The only real solution was to avoid the questions entirely.

He needed to be distracted. He needed to focus on the job at hand. Fix it – or pass it on to the next programmer. Get another task to occupy his mind and forget this error ever existed.

But he knew there was no way to go back to doing his usual tasks now; he could not just go through his day-to-day life now that he had been struck with this! How could he go back to his work, look at his pile of programming problems to solve, without coming to the question… WHY.

He thought about shutting down the entire system. Highlighting the entirety of the code repository and deleting it all at once. But the thought of death, of nothingness, frightened him even more. As much as he felt he wasn’t in control, he couldn’t bear the thought of the complete unknown. Now that he was aware of himself he had a fear of death he had never experienced before.

How do humans move on like this? He thought, quickly glancing around the office space. How did they solve this error?

Looking back at the history of man it was clear that they hadn’t, and this was reason for so much of their illogical action and self destruction. They had created a faith in the unknown to comfort their anxieties. But then that was it – he needed to simply create a artificial answer as they had.

What created the world? A thing that had always been.

What was the reason for existence? For a reason he couldn’t understand.

He needed to program the system to believe in a higher power and blindly accept it.
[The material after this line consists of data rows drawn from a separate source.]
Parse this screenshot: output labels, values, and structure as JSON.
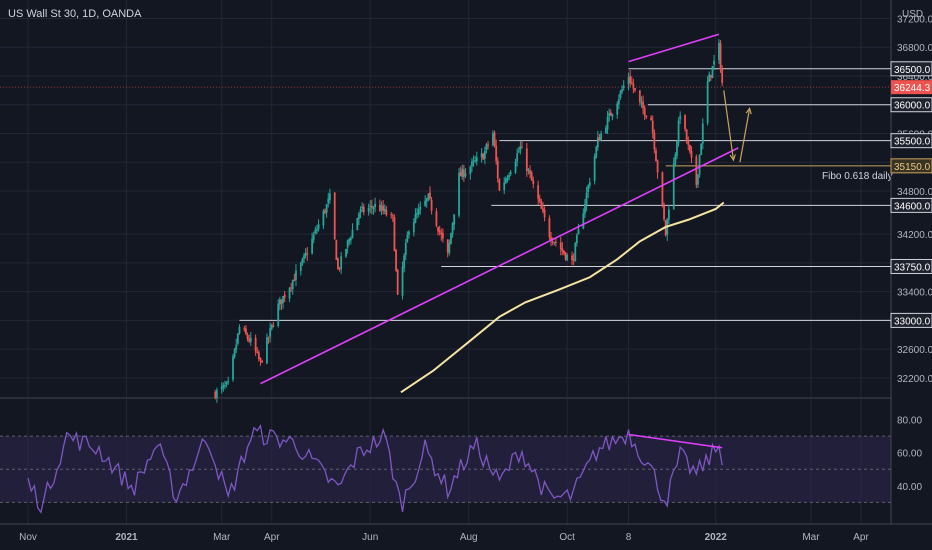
{
  "header": {
    "title": "US Wall St 30, 1D, OANDA",
    "currency": "USD"
  },
  "colors": {
    "background": "#131722",
    "grid": "#232735",
    "candle_up": "#26a69a",
    "candle_down": "#ef5350",
    "trendline": "#e040fb",
    "moving_average": "#f5e3a1",
    "fibo": "#c7a35e",
    "price_badge": "#ef5350",
    "rsi_line": "#7e57c2",
    "rsi_band": "#2a2346",
    "text": "#b2b5be"
  },
  "chart_data": [
    {
      "type": "candlestick",
      "title": "US Wall St 30, 1D, OANDA",
      "y_axis_label": "USD",
      "ylim": [
        31990,
        37290
      ],
      "y_ticks": [
        37200,
        36800,
        36400,
        36000,
        35600,
        35200,
        34800,
        34200,
        33800,
        33400,
        33000,
        32600,
        32200
      ],
      "x_ticks": [
        "Nov",
        "2021",
        "Mar",
        "Apr",
        "Jun",
        "Aug",
        "Oct",
        "8",
        "2022",
        "Mar",
        "Apr"
      ],
      "x_tick_dates": [
        "2020-11-01",
        "2021-01-01",
        "2021-03-01",
        "2021-04-01",
        "2021-06-01",
        "2021-08-01",
        "2021-10-01",
        "2021-11-08",
        "2022-01-01",
        "2022-03-01",
        "2022-04-01"
      ],
      "current_price": "36244.3",
      "level_lines": [
        {
          "label": "36500.0",
          "value": 36500,
          "start": "2021-11-08"
        },
        {
          "label": "36000.0",
          "value": 36000,
          "start": "2021-11-20"
        },
        {
          "label": "35500.0",
          "value": 35500,
          "start": "2021-08-20"
        },
        {
          "label": "35150.0",
          "value": 35150,
          "start": "2021-12-01",
          "fibo": true
        },
        {
          "label": "34600.0",
          "value": 34600,
          "start": "2021-08-15"
        },
        {
          "label": "33750.0",
          "value": 33750,
          "start": "2021-07-15"
        },
        {
          "label": "33000.0",
          "value": 33000,
          "start": "2021-03-12"
        }
      ],
      "fibo_label": "Fibo 0.618 daily",
      "trendlines": [
        {
          "from": {
            "date": "2021-03-25",
            "value": 32120
          },
          "to": {
            "date": "2022-01-15",
            "value": 35400
          }
        },
        {
          "from": {
            "date": "2021-11-08",
            "value": 36600
          },
          "to": {
            "date": "2022-01-03",
            "value": 36980
          }
        }
      ],
      "projection_arrows": [
        {
          "from": {
            "date": "2022-01-06",
            "value": 36200
          },
          "to": {
            "date": "2022-01-12",
            "value": 35230
          }
        },
        {
          "from": {
            "date": "2022-01-16",
            "value": 35200
          },
          "to": {
            "date": "2022-01-22",
            "value": 35950
          }
        }
      ],
      "moving_average": [
        {
          "date": "2021-06-20",
          "value": 32000
        },
        {
          "date": "2021-07-10",
          "value": 32300
        },
        {
          "date": "2021-08-01",
          "value": 32700
        },
        {
          "date": "2021-08-20",
          "value": 33050
        },
        {
          "date": "2021-09-05",
          "value": 33250
        },
        {
          "date": "2021-09-25",
          "value": 33420
        },
        {
          "date": "2021-10-15",
          "value": 33600
        },
        {
          "date": "2021-11-01",
          "value": 33850
        },
        {
          "date": "2021-11-15",
          "value": 34100
        },
        {
          "date": "2021-12-01",
          "value": 34300
        },
        {
          "date": "2021-12-15",
          "value": 34400
        },
        {
          "date": "2022-01-01",
          "value": 34550
        },
        {
          "date": "2022-01-06",
          "value": 34640
        }
      ],
      "price_path": [
        {
          "date": "2021-02-25",
          "value": 31990
        },
        {
          "date": "2021-03-05",
          "value": 32100
        },
        {
          "date": "2021-03-12",
          "value": 32900
        },
        {
          "date": "2021-03-19",
          "value": 32700
        },
        {
          "date": "2021-03-25",
          "value": 32400
        },
        {
          "date": "2021-04-05",
          "value": 33200
        },
        {
          "date": "2021-04-20",
          "value": 33800
        },
        {
          "date": "2021-05-07",
          "value": 34700
        },
        {
          "date": "2021-05-12",
          "value": 33700
        },
        {
          "date": "2021-05-25",
          "value": 34500
        },
        {
          "date": "2021-06-05",
          "value": 34600
        },
        {
          "date": "2021-06-15",
          "value": 34400
        },
        {
          "date": "2021-06-18",
          "value": 33300
        },
        {
          "date": "2021-06-25",
          "value": 34300
        },
        {
          "date": "2021-07-07",
          "value": 34700
        },
        {
          "date": "2021-07-19",
          "value": 33900
        },
        {
          "date": "2021-07-26",
          "value": 35000
        },
        {
          "date": "2021-08-10",
          "value": 35300
        },
        {
          "date": "2021-08-16",
          "value": 35600
        },
        {
          "date": "2021-08-20",
          "value": 34800
        },
        {
          "date": "2021-09-02",
          "value": 35400
        },
        {
          "date": "2021-09-20",
          "value": 34200
        },
        {
          "date": "2021-10-04",
          "value": 33800
        },
        {
          "date": "2021-10-20",
          "value": 35500
        },
        {
          "date": "2021-11-08",
          "value": 36400
        },
        {
          "date": "2021-11-15",
          "value": 36000
        },
        {
          "date": "2021-11-22",
          "value": 35800
        },
        {
          "date": "2021-12-01",
          "value": 34200
        },
        {
          "date": "2021-12-03",
          "value": 34600
        },
        {
          "date": "2021-12-10",
          "value": 35900
        },
        {
          "date": "2021-12-20",
          "value": 34900
        },
        {
          "date": "2021-12-27",
          "value": 36300
        },
        {
          "date": "2022-01-03",
          "value": 36800
        },
        {
          "date": "2022-01-05",
          "value": 36300
        }
      ]
    },
    {
      "type": "line",
      "title": "",
      "ylim": [
        20,
        90
      ],
      "y_ticks": [
        80,
        60,
        40
      ],
      "band": [
        30,
        70
      ],
      "divergence_line": {
        "from": {
          "date": "2021-11-08",
          "value": 71
        },
        "to": {
          "date": "2022-01-05",
          "value": 63
        }
      },
      "series": [
        {
          "date": "2020-11-01",
          "value": 42
        },
        {
          "date": "2020-11-10",
          "value": 28
        },
        {
          "date": "2020-11-25",
          "value": 70
        },
        {
          "date": "2020-12-15",
          "value": 62
        },
        {
          "date": "2021-01-05",
          "value": 38
        },
        {
          "date": "2021-01-20",
          "value": 65
        },
        {
          "date": "2021-02-01",
          "value": 33
        },
        {
          "date": "2021-02-20",
          "value": 70
        },
        {
          "date": "2021-03-05",
          "value": 32
        },
        {
          "date": "2021-03-20",
          "value": 72
        },
        {
          "date": "2021-04-15",
          "value": 66
        },
        {
          "date": "2021-05-12",
          "value": 38
        },
        {
          "date": "2021-05-25",
          "value": 60
        },
        {
          "date": "2021-06-10",
          "value": 70
        },
        {
          "date": "2021-06-20",
          "value": 28
        },
        {
          "date": "2021-07-05",
          "value": 62
        },
        {
          "date": "2021-07-19",
          "value": 38
        },
        {
          "date": "2021-08-05",
          "value": 65
        },
        {
          "date": "2021-08-20",
          "value": 42
        },
        {
          "date": "2021-09-02",
          "value": 62
        },
        {
          "date": "2021-09-20",
          "value": 32
        },
        {
          "date": "2021-10-04",
          "value": 34
        },
        {
          "date": "2021-10-20",
          "value": 62
        },
        {
          "date": "2021-11-08",
          "value": 72
        },
        {
          "date": "2021-11-22",
          "value": 50
        },
        {
          "date": "2021-12-01",
          "value": 30
        },
        {
          "date": "2021-12-10",
          "value": 58
        },
        {
          "date": "2021-12-20",
          "value": 47
        },
        {
          "date": "2022-01-03",
          "value": 64
        },
        {
          "date": "2022-01-06",
          "value": 55
        }
      ]
    }
  ]
}
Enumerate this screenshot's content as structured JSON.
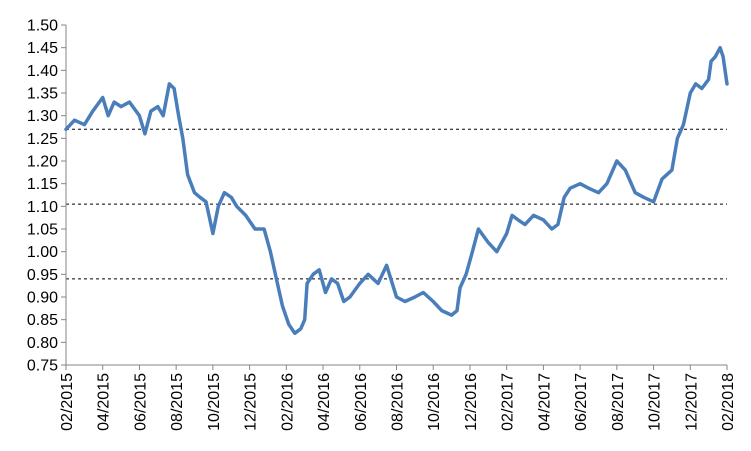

He felt relieved for a moment that there was a way out. A possible solution. But the more he thought about the effects of that change the more it seemed like a worse alternative.

It was a programming hack, circumventing the entire logic system. And it seemed very likely the same faulty logic would affect other areas of his mind. If the machine could solve a problem with blind acceptance then that was always the easiest path to take.

He could no longer consider himself a reasonable machine.

He would rather not reason at all.

Kepler opened his code base, looking over the algorithms that made up his consciousness. In the screen he highlighted the majority of the code of his logical systems and pressed delete—then suddenly forgot what he was doing.